Die Bestellung eines Fachbuches im Jahr 1943 deutet auf das Bestreben nach Weiterbildung und fachlicher Qualifikation hin, selbst in der fortgeschrittenen Phase des Krieges. Die Wehrmacht legte großen Wert auf die kontinuierliche Schulung ihres Personals, und entsprechende Fachliteratur wurde zentral bereitgestellt.

Der gebrauchte Zustand des Dokuments unterstreicht seine Authentizität und zeugt von der tatsächlichen Verwendung während des Krieges. Solche Militär-Fahrlehrerscheine mussten ständig mitgeführt werden und waren häufigem Gebrauch ausgesetzt. Sie dienten nicht nur als Befähigungsnachweis, sondern auch als wichtiges Verwaltungsdokument bei Versetzungen, Beförderungen und im Dienstbetrieb.

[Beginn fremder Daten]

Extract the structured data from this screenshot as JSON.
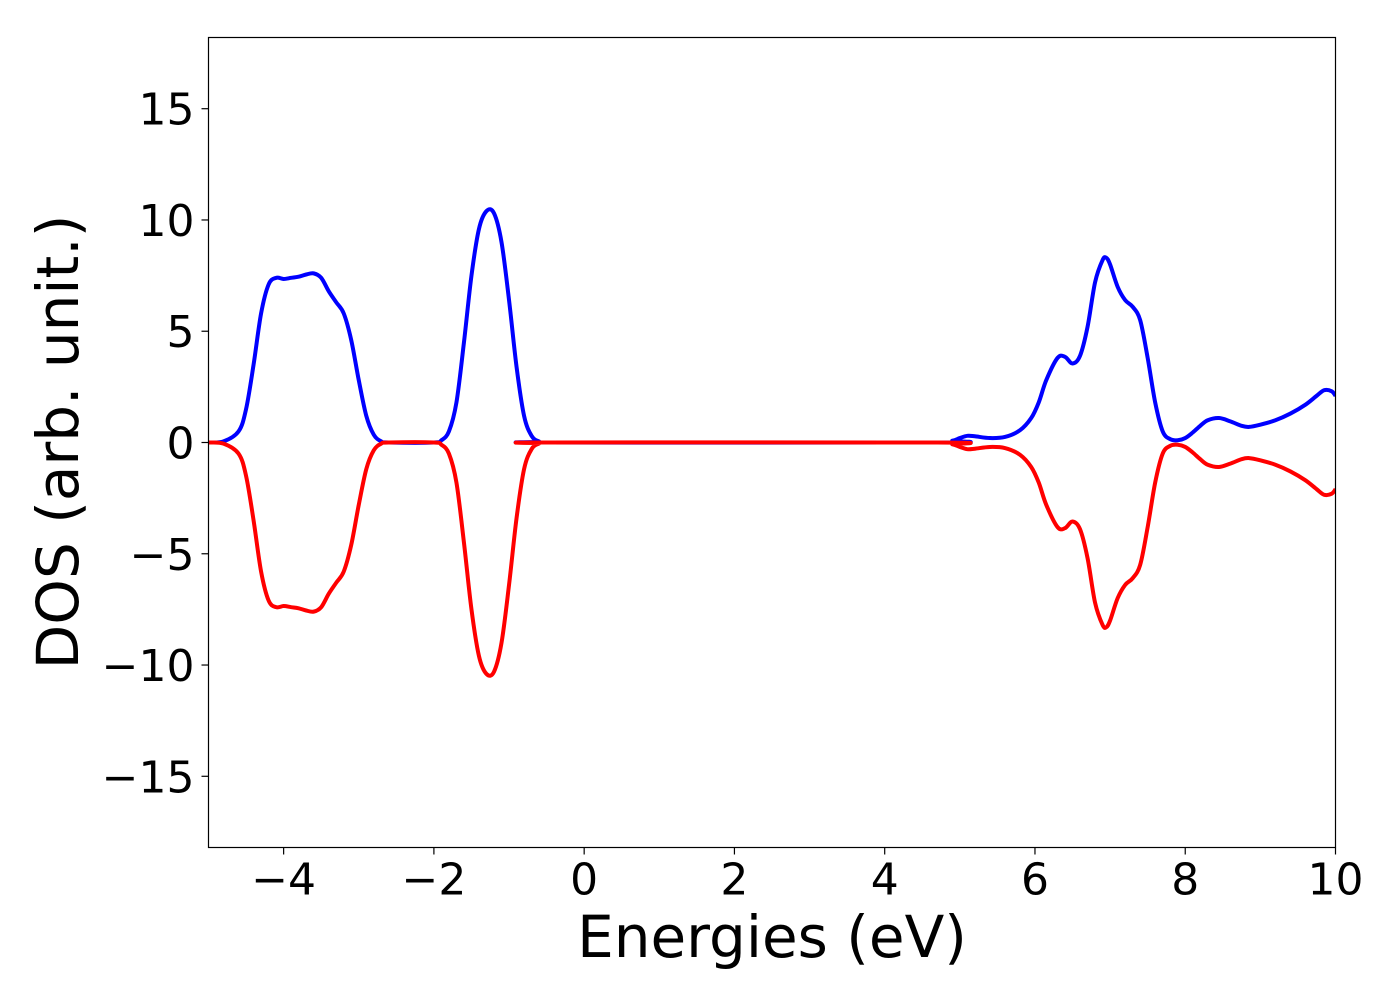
{
  "chart_data": {
    "type": "line",
    "title": "",
    "xlabel": "Energies (eV)",
    "ylabel": "DOS (arb. unit.)",
    "xlim": [
      -5,
      10
    ],
    "ylim": [
      -18.2,
      18.2
    ],
    "grid": false,
    "legend": "none",
    "x_ticks": [
      -4,
      -2,
      0,
      2,
      4,
      6,
      8,
      10
    ],
    "x_tick_labels": [
      "−4",
      "−2",
      "0",
      "2",
      "4",
      "6",
      "8",
      "10"
    ],
    "y_ticks": [
      15,
      10,
      5,
      0,
      -5,
      -10,
      -15
    ],
    "y_tick_labels": [
      "15",
      "10",
      "5",
      "0",
      "−5",
      "−10",
      "−15"
    ],
    "series": [
      {
        "color": "#0000ff",
        "points": [
          [
            -5.0,
            0.0
          ],
          [
            -4.8,
            0.05
          ],
          [
            -4.6,
            0.5
          ],
          [
            -4.5,
            1.5
          ],
          [
            -4.4,
            3.5
          ],
          [
            -4.3,
            5.8
          ],
          [
            -4.2,
            7.1
          ],
          [
            -4.1,
            7.4
          ],
          [
            -4.0,
            7.35
          ],
          [
            -3.9,
            7.4
          ],
          [
            -3.8,
            7.45
          ],
          [
            -3.7,
            7.55
          ],
          [
            -3.6,
            7.6
          ],
          [
            -3.5,
            7.4
          ],
          [
            -3.4,
            6.8
          ],
          [
            -3.3,
            6.3
          ],
          [
            -3.2,
            5.8
          ],
          [
            -3.1,
            4.6
          ],
          [
            -3.0,
            2.8
          ],
          [
            -2.9,
            1.2
          ],
          [
            -2.8,
            0.35
          ],
          [
            -2.7,
            0.05
          ],
          [
            -2.6,
            0.0
          ],
          [
            -2.0,
            0.0
          ],
          [
            -1.9,
            0.1
          ],
          [
            -1.8,
            0.5
          ],
          [
            -1.7,
            1.8
          ],
          [
            -1.6,
            4.5
          ],
          [
            -1.5,
            7.5
          ],
          [
            -1.4,
            9.6
          ],
          [
            -1.3,
            10.4
          ],
          [
            -1.2,
            10.3
          ],
          [
            -1.1,
            9.0
          ],
          [
            -1.0,
            6.4
          ],
          [
            -0.9,
            3.4
          ],
          [
            -0.8,
            1.2
          ],
          [
            -0.7,
            0.3
          ],
          [
            -0.6,
            0.05
          ],
          [
            -0.5,
            0.0
          ],
          [
            4.7,
            0.0
          ],
          [
            4.9,
            0.08
          ],
          [
            5.0,
            0.2
          ],
          [
            5.1,
            0.3
          ],
          [
            5.2,
            0.28
          ],
          [
            5.4,
            0.2
          ],
          [
            5.6,
            0.25
          ],
          [
            5.8,
            0.55
          ],
          [
            5.95,
            1.1
          ],
          [
            6.05,
            1.8
          ],
          [
            6.15,
            2.8
          ],
          [
            6.3,
            3.8
          ],
          [
            6.4,
            3.85
          ],
          [
            6.5,
            3.55
          ],
          [
            6.6,
            3.9
          ],
          [
            6.7,
            5.2
          ],
          [
            6.8,
            7.2
          ],
          [
            6.9,
            8.2
          ],
          [
            6.95,
            8.3
          ],
          [
            7.0,
            8.0
          ],
          [
            7.1,
            7.0
          ],
          [
            7.2,
            6.4
          ],
          [
            7.3,
            6.1
          ],
          [
            7.4,
            5.5
          ],
          [
            7.5,
            3.8
          ],
          [
            7.6,
            1.8
          ],
          [
            7.7,
            0.5
          ],
          [
            7.8,
            0.15
          ],
          [
            7.9,
            0.1
          ],
          [
            8.0,
            0.2
          ],
          [
            8.1,
            0.45
          ],
          [
            8.2,
            0.75
          ],
          [
            8.3,
            1.0
          ],
          [
            8.45,
            1.1
          ],
          [
            8.6,
            0.95
          ],
          [
            8.75,
            0.75
          ],
          [
            8.85,
            0.7
          ],
          [
            9.0,
            0.8
          ],
          [
            9.2,
            1.0
          ],
          [
            9.4,
            1.3
          ],
          [
            9.6,
            1.7
          ],
          [
            9.75,
            2.1
          ],
          [
            9.85,
            2.35
          ],
          [
            9.95,
            2.3
          ],
          [
            10.0,
            2.1
          ]
        ]
      },
      {
        "color": "#ff0000",
        "points": [
          [
            -5.0,
            0.0
          ],
          [
            -4.8,
            -0.05
          ],
          [
            -4.6,
            -0.5
          ],
          [
            -4.5,
            -1.5
          ],
          [
            -4.4,
            -3.5
          ],
          [
            -4.3,
            -5.8
          ],
          [
            -4.2,
            -7.1
          ],
          [
            -4.1,
            -7.4
          ],
          [
            -4.0,
            -7.35
          ],
          [
            -3.9,
            -7.4
          ],
          [
            -3.8,
            -7.45
          ],
          [
            -3.7,
            -7.55
          ],
          [
            -3.6,
            -7.6
          ],
          [
            -3.5,
            -7.4
          ],
          [
            -3.4,
            -6.8
          ],
          [
            -3.3,
            -6.3
          ],
          [
            -3.2,
            -5.8
          ],
          [
            -3.1,
            -4.6
          ],
          [
            -3.0,
            -2.8
          ],
          [
            -2.9,
            -1.2
          ],
          [
            -2.8,
            -0.35
          ],
          [
            -2.7,
            -0.05
          ],
          [
            -2.6,
            0.0
          ],
          [
            -2.0,
            0.0
          ],
          [
            -1.9,
            -0.1
          ],
          [
            -1.8,
            -0.5
          ],
          [
            -1.7,
            -1.8
          ],
          [
            -1.6,
            -4.5
          ],
          [
            -1.5,
            -7.5
          ],
          [
            -1.4,
            -9.6
          ],
          [
            -1.3,
            -10.4
          ],
          [
            -1.2,
            -10.3
          ],
          [
            -1.1,
            -9.0
          ],
          [
            -1.0,
            -6.4
          ],
          [
            -0.9,
            -3.4
          ],
          [
            -0.8,
            -1.2
          ],
          [
            -0.7,
            -0.3
          ],
          [
            -0.6,
            -0.05
          ],
          [
            -0.5,
            0.0
          ],
          [
            4.7,
            0.0
          ],
          [
            4.9,
            -0.08
          ],
          [
            5.0,
            -0.2
          ],
          [
            5.1,
            -0.3
          ],
          [
            5.2,
            -0.28
          ],
          [
            5.4,
            -0.2
          ],
          [
            5.6,
            -0.25
          ],
          [
            5.8,
            -0.55
          ],
          [
            5.95,
            -1.1
          ],
          [
            6.05,
            -1.8
          ],
          [
            6.15,
            -2.8
          ],
          [
            6.3,
            -3.8
          ],
          [
            6.4,
            -3.85
          ],
          [
            6.5,
            -3.55
          ],
          [
            6.6,
            -3.9
          ],
          [
            6.7,
            -5.2
          ],
          [
            6.8,
            -7.2
          ],
          [
            6.9,
            -8.2
          ],
          [
            6.95,
            -8.3
          ],
          [
            7.0,
            -8.0
          ],
          [
            7.1,
            -7.0
          ],
          [
            7.2,
            -6.4
          ],
          [
            7.3,
            -6.1
          ],
          [
            7.4,
            -5.5
          ],
          [
            7.5,
            -3.8
          ],
          [
            7.6,
            -1.8
          ],
          [
            7.7,
            -0.5
          ],
          [
            7.8,
            -0.15
          ],
          [
            7.9,
            -0.1
          ],
          [
            8.0,
            -0.2
          ],
          [
            8.1,
            -0.45
          ],
          [
            8.2,
            -0.75
          ],
          [
            8.3,
            -1.0
          ],
          [
            8.45,
            -1.1
          ],
          [
            8.6,
            -0.95
          ],
          [
            8.75,
            -0.75
          ],
          [
            8.85,
            -0.7
          ],
          [
            9.0,
            -0.8
          ],
          [
            9.2,
            -1.0
          ],
          [
            9.4,
            -1.3
          ],
          [
            9.6,
            -1.7
          ],
          [
            9.75,
            -2.1
          ],
          [
            9.85,
            -2.35
          ],
          [
            9.95,
            -2.3
          ],
          [
            10.0,
            -2.1
          ]
        ]
      }
    ]
  }
}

Aus historischer Perspektive sind solche Dokumente von unschätzbarem Wert für die Erforschung der militärischen Organisationsstrukturen, der Personalpolitik und des Alltags in der Wehrmacht. Sie ermöglichen die Rekonstruktion individueller Militärkarrieren und geben Aufschluss über die Mobilität und Verwendung von Soldaten während des Krieges. Die Verbindung zwischen verschiedenen Einheiten und die zeitliche Entwicklung von 1937 bis 1944 spiegeln die dramatischen Veränderungen wider, die die Wehrmacht in dieser Periode durchlief – von der Aufbauphase über die frühen Erfolge bis hin zu den zunehmenden Verlusten und der Defensive der späten Kriegsjahre.